The return of pigment after a shave biopsy usually does not mean that you had a melanoma originally. A shave biopsy, if the entire mole was not taken out, will often lead to what is termed a recurrent nevus. What happens, is that the deeper mole cells ( melanocytes) are now exposed to the sun and gain the ability to pigment. That is why it is important to wear a sunscreen after a shave biopsy.
There are two signs that weigh for a recurrent nevus rather than a melanoma.One is if the pigmentation formed within a few months of the shave biopsy. The second sign is if the pigmentation is within the scar site.
It is important for you to return to the dermatologist who performed the shave biopsy so that he/she either perform a re-excision with a punch or excision technique or at least ask the pathologist to review the slides. I personally, re-biopsy to be conservative and extra cautious.
It is important for the dermatopathologist to be aware of the fact that the mole was previously biopsied. The scar formed from the shave biopsy can distort the melanocytes, making them appear more ominous than they really are.
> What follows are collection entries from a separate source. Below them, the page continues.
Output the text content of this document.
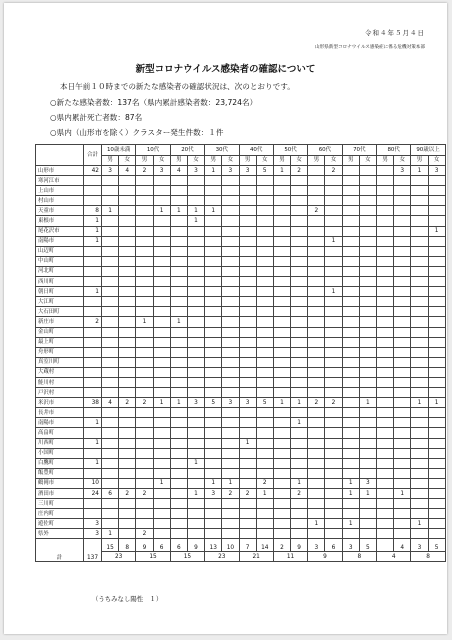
令和４年５月４日
山形県新型コロナウイルス感染症に係る危機対策本部
新型コロナウイルス感染者の確認について
本日午前１０時までの新たな感染者の確認状況は、次のとおりです。
○新たな感染者数：137名（県内累計感染者数：23,724名）
○県内累計死亡者数：87名
○県内（山形市を除く）クラスター発生件数：１件
	合計	10歳未満		10代		20代		30代		40代		50代		60代		70代		80代		90歳以上	
		男	女	男	女	男	女	男	女	男	女	男	女	男	女	男	女	男	女	男	女
山形市	42	3	4	2	3	4	3	1	3	3	5	1	2		2				3	1	3
寒河江市																					
上山市																					
村山市																					
天童市	8	1			1	1	1	1						2							
東根市	1						1														
尾花沢市	1																				1
南陽市	1														1						
山辺町																					
中山町																					
河北町																					
西川町																					
朝日町	1														1						
大江町																					
大石田町																					
新庄市	2			1		1															
金山町																					
最上町																					
舟形町																					
真室川町																					
大蔵村																					
鮭川村																					
戸沢村																					
米沢市	38	4	2	2	1	1	3	5	3	3	5	1	1	2	2		1			1	1
長井市																					
南陽市	1												1								
高畠町																					
川西町	1									1											
小国町																					
白鷹町	1						1														
飯豊町																					
鶴岡市	10				1			1	1		2		1			1	3				
酒田市	24	6	2	2			1	3	2	2	1		2			1	1		1		
三川町																					
庄内町																					
遊佐町	3													1		1				1	
県外	3	1		2																	
計	137	15	8	9	6	6	9	13	10	7	14	2	9	3	6	3	5		4	3	5
		23		15		15		23		21		11		9		8		4		8	
（うちみなし陽性　１）
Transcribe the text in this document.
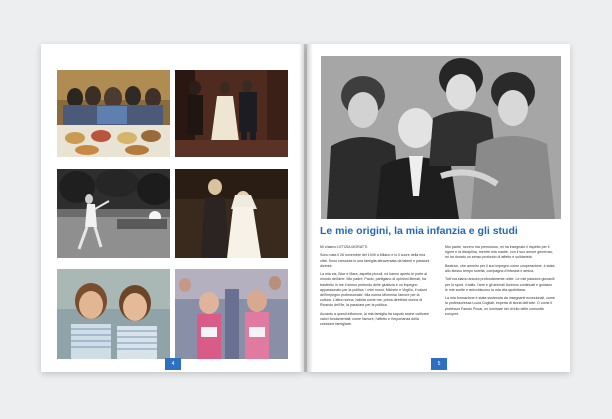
4
Le mie origini, la mia infanzia e gli studi

Mi chiamo LETIZIA MORATTI.

Sono nata il 26 novembre del 1949 a Milano e lo il cuore della mia città. Sono cresciuta in una famiglia attraversata da talenti e passioni diverse.

La mia zia, Bice e Mara, aspetta piccoli, mi hanno aperto le porte al mondo dell'arte. Mio padre, Paolo, partigiano di opinioni liberali, ha trasferito in me il senso profondo delle giustizia e un impegno appassionato per la politica, i miei nonni, Michele e Virgilio, il valore dell'impegno professionale. Mia nonna Mimmina l'amore per la cultura. L'altra nonna, balsita come me, prima direttrice donna di Rivarolo dell'Ile, la passione per la politica.

Accanto a questi influenze, la mia famiglia ha saputo anche coltivare valori fondamentali: come l'amore, l'affetto e l'importanza della coesione famigliare.

Mio padre, severo ma premuroso, mi ha insegnato il rispetto per il rigore e la disciplina, mentre mia madre, con il suo amore generoso, mi ha donato un senso profondo di affetto e solidarietà.

Beatrice, che ammiro per il suo impegno come cooperazione, è stata allo stesso tempo sorella, compagna d'infanzia e amica.

Tutt'ora siamo ancora profondamente unite. Le mie passioni giovanili per lo sport, il ballo, l'arte e gli animali fiorirono continuati e guidano le mie scelte e arricchiscono la mia vita quotidiana.

La mia formazione è stata sostenuta da insegnanti eccezionali, come la professoressa Lucia Cogliati, esperta di storia dell'arte. O come il professor Fausto Pocar, un luminare nel di trito delle comunità europee.

5
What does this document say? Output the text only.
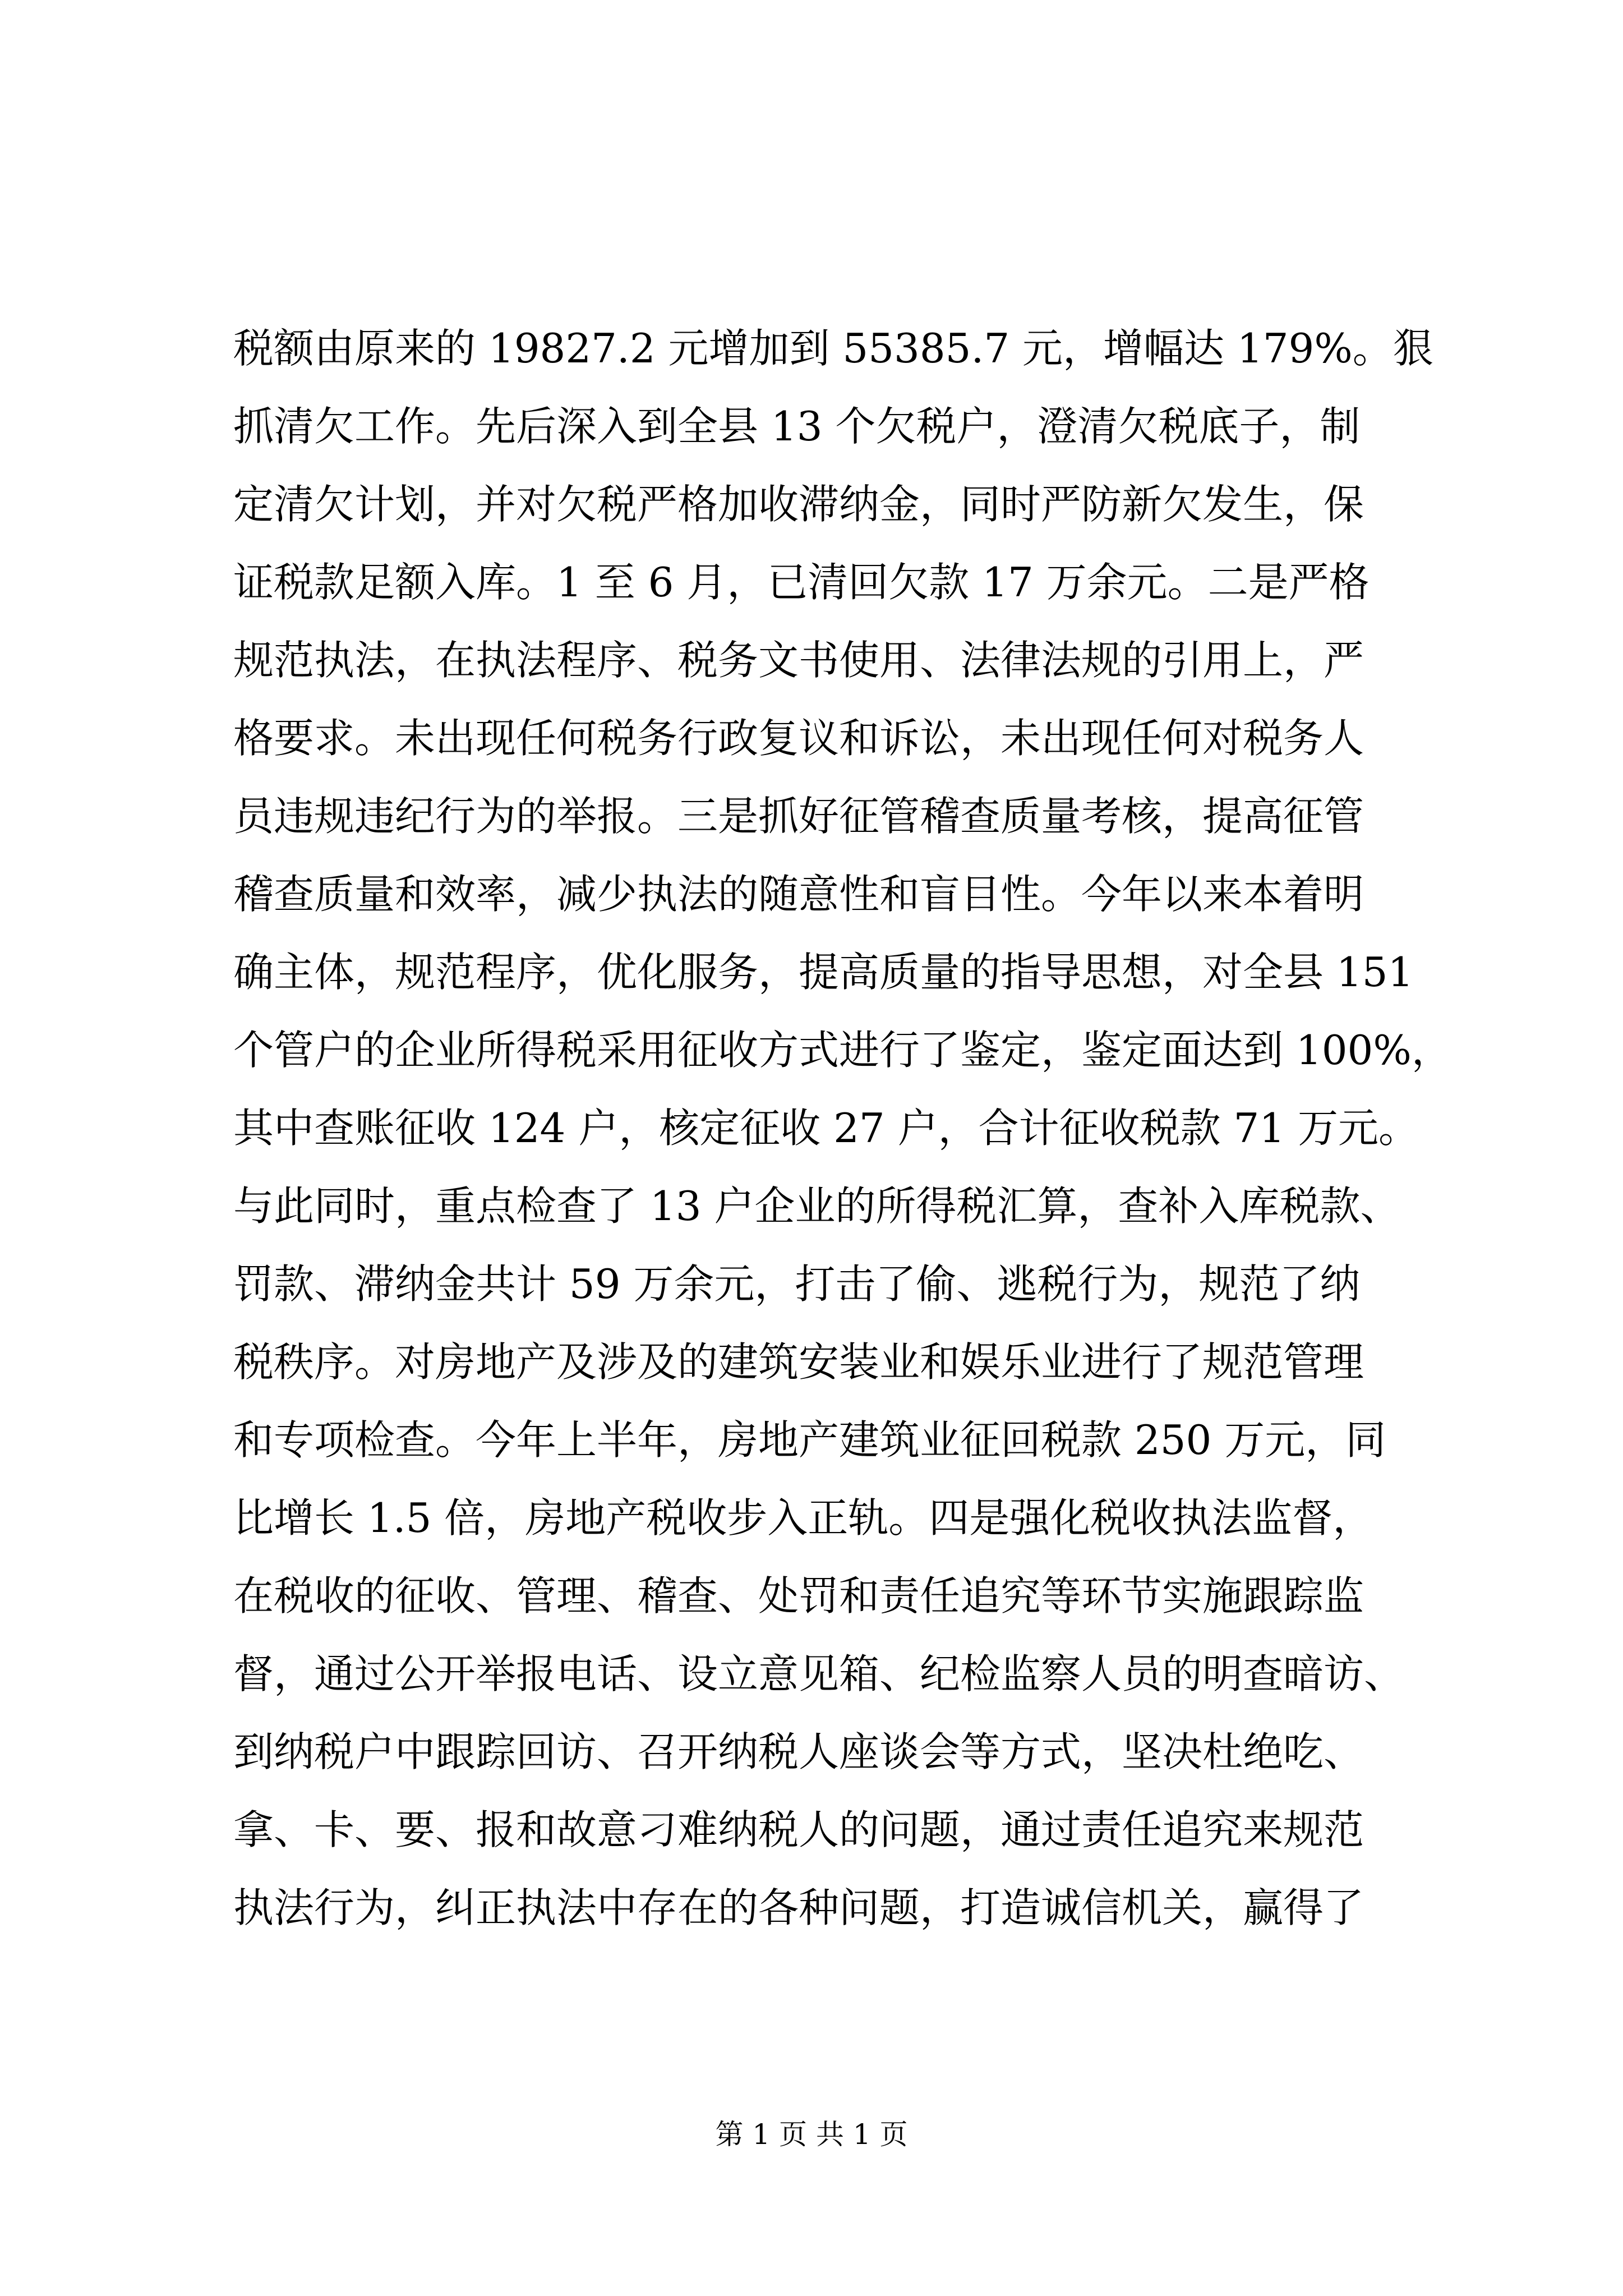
税额由原来的 19827.2 元增加到 55385.7 元，增幅达 179%。狠
抓清欠工作。先后深入到全县 13 个欠税户，澄清欠税底子，制
定清欠计划，并对欠税严格加收滞纳金，同时严防新欠发生，保
证税款足额入库。1 至 6 月，已清回欠款 17 万余元。二是严格
规范执法，在执法程序、税务文书使用、法律法规的引用上，严
格要求。未出现任何税务行政复议和诉讼，未出现任何对税务人
员违规违纪行为的举报。三是抓好征管稽查质量考核，提高征管
稽查质量和效率，减少执法的随意性和盲目性。今年以来本着明
确主体，规范程序，优化服务，提高质量的指导思想，对全县 151
个管户的企业所得税采用征收方式进行了鉴定，鉴定面达到 100%，
其中查账征收 124 户，核定征收 27 户，合计征收税款 71 万元。
与此同时，重点检查了 13 户企业的所得税汇算，查补入库税款、
罚款、滞纳金共计 59 万余元，打击了偷、逃税行为，规范了纳
税秩序。对房地产及涉及的建筑安装业和娱乐业进行了规范管理
和专项检查。今年上半年，房地产建筑业征回税款 250 万元，同
比增长 1.5 倍，房地产税收步入正轨。四是强化税收执法监督，
在税收的征收、管理、稽查、处罚和责任追究等环节实施跟踪监
督，通过公开举报电话、设立意见箱、纪检监察人员的明查暗访、
到纳税户中跟踪回访、召开纳税人座谈会等方式，坚决杜绝吃、
拿、卡、要、报和故意刁难纳税人的问题，通过责任追究来规范
执法行为，纠正执法中存在的各种问题，打造诚信机关，赢得了
第 1 页 共 1 页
The shave technique should really be used only in two circumstances. One, if the physician ( and patient) are entirely confident that the mole is benign and that the shave technique will afford the patient a better cosmetic result. The second instance would be under circumstances where the physician is concerned about a lentigo maligna, especially on the face. These can be quite large and a standard biopsy might prove quite disfiguring. Some physicians prefer biopsying only the suspicious areas, while others feel a wide shave excision will encompass the whole lesion. Since a lentigo maligna ( Hutchinson's freckle) is, by definition superficial this would be a reasonable option. Lentigo Maligna is a skin lesion, usually seen on the face of elderly people. If there is invasion into the dermis, the Lentigo Maligna has balefully morphed into a lentigo maligna melanoma. Unlike other melanomas, the Lentigo Maligna Melanoma is associated with chronic sun exposure, like basal cell carcinomas and squamous cell carcinomas.
There are three reasons we dermatologists do not like shave biopsies for suspicious lesions. First, a shave biopsy may leave melanoma cells that are deeper than the shave biopsy cut. This is unusual, but can happen.
Second, it becomes nearly impossible to judge the level of the melanoma. This can be very important both in prognosis and treatment. For instance, whether to perform lymph node biospies or exploration. We would not think of a time consuming and expensive exploration if the level was say Breslow 0.11. However, a Breslow level 3.2 would necessitate a thorough exploration.
Finally, when I am quite suspicious, and the lesion does turn out to be a melanoma. I would rather tell the patient the bad news ( you have a melanoma) with some good news, (we have removed the whole thing). Patients are still referred to a surgical oncologist, plastic surgeon, or general surgeon specializing in melanoma treatment, depending on location. But at least, there is far less anxiety while the patient is waiting for their appointment and more definitive surgery.